Sunday, June 6, 2010

Eyup in Istanbul and The Legitimisation of Power



I have just returned to Zurich having spent most of the past week in Istanbul, Turkey.  I took the above photo of these two little chaps in the courtyard of the Eyup Mosque. The boys are dressed like princes because this is a very special day in their lives.  They are about to be circumcised.

After Mehmet the Conqueror, Sultan of the Ottomans, succeeded in taking the Byzantine capital Constantinople on May 29th 1453, he faced one major problem. How could he justify the fact that he was now the greatest ruler in the Islamic world? Earlier, powerful rulers of Damascus, Baghdad and Cairo could all claim descent from the prophet Muhammad. Mehmet II however, couldn’t even claim to be an Arab. In other words, he suffered from what political scientists and historians refer to as a "legitimacy deficit".


      Entrance to Eyup

The problem was solved when Mehmet’s spiritual advisor had a dream which indicated the location in Constantinople/Istanbul of the remains of one of the Prophet Muhammad’s right hand men, Abu Ayyub Al-Ansari. Ayyub had hosted Muhammad in his home in Medina way back in the 7th century. Ayyub thereby gained the title “Host of the Prophet”. After Muhammd’s death in 632, Ayyub participated in wars of conquest in Syria, Palestine, Egypt and Cyprus. In 669, at the age of 80, he died at a siege of Constantinople and, according to legend, was buried near the infamous walls. Now, nearly a thousand years later his body had been miraculously found.
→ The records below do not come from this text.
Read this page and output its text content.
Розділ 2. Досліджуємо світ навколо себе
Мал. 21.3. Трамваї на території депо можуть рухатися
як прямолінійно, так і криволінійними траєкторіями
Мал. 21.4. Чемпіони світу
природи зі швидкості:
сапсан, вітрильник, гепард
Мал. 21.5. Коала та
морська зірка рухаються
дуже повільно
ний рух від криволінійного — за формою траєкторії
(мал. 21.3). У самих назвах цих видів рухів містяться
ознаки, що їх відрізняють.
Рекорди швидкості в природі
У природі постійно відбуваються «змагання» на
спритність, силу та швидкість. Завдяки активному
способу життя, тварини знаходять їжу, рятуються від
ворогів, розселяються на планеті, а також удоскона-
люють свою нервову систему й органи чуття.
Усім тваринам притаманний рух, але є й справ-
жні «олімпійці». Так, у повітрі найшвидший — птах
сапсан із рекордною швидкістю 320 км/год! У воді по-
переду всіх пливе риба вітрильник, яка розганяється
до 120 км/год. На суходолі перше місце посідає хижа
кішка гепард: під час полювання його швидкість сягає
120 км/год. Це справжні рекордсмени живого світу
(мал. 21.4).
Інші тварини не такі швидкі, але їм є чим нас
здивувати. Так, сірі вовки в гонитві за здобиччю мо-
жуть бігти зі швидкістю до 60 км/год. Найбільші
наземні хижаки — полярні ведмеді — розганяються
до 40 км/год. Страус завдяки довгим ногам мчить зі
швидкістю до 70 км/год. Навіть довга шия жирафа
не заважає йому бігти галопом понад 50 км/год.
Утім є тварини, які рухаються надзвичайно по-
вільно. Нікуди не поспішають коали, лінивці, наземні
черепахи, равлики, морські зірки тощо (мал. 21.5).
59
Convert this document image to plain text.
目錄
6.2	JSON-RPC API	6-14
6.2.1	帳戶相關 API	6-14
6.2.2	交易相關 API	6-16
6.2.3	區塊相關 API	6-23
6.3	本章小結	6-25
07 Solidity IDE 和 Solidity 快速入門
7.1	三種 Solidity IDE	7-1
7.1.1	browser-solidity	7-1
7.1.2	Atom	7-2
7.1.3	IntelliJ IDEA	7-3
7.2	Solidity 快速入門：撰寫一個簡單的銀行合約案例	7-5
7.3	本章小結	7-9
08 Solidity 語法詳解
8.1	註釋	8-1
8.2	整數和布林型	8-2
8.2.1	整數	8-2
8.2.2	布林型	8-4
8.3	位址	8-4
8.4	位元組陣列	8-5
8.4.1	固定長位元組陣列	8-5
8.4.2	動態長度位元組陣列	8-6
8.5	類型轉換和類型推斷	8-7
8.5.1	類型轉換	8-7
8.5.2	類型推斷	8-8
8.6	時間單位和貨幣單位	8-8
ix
        The ancient walls of Constantinople, near Eyub

This was very convenient for the Ottomans. As Philip Mansel put it in his book Constantinople: City of the World’s Desire 1453-1924, “This convenient discovery provided a charismatic link between the new capital and the Prophet himself”. Clearly the leaders of the most powerful Muslim military force in the world, Mehmet II now found his regime being blessed by the Muslim devout. It was taken as a sign of Allah’s good will towards Ottoman rule that the remains of the Host of the Prophet had been miraculously recovered. Naturally Mehmet ordered for a new mosque to be built in 1459 and for Ayyub’s remains to be interred within the mosque. The Ottomans were now the protectors of the holy city, with its holiest of mosques. The new mosque, known as Eyup, is still the most revered Muslim site in Turkey and one of the ten holiest places in all of Islam. It is a conservative mosque, always busy, even at night, with pilgrims at prayer. Last week it was particularly busy as some of those killed by Israel’s attack on the Turkish flotilla were buried near Eyup.

        At prayer in Eyup
 
By building Eyup Mehmet II had legitimised his rule and turned Istanbul into one of the holiest cities of Islam.  The Ottoman Sultans had therby become protectors of the faith.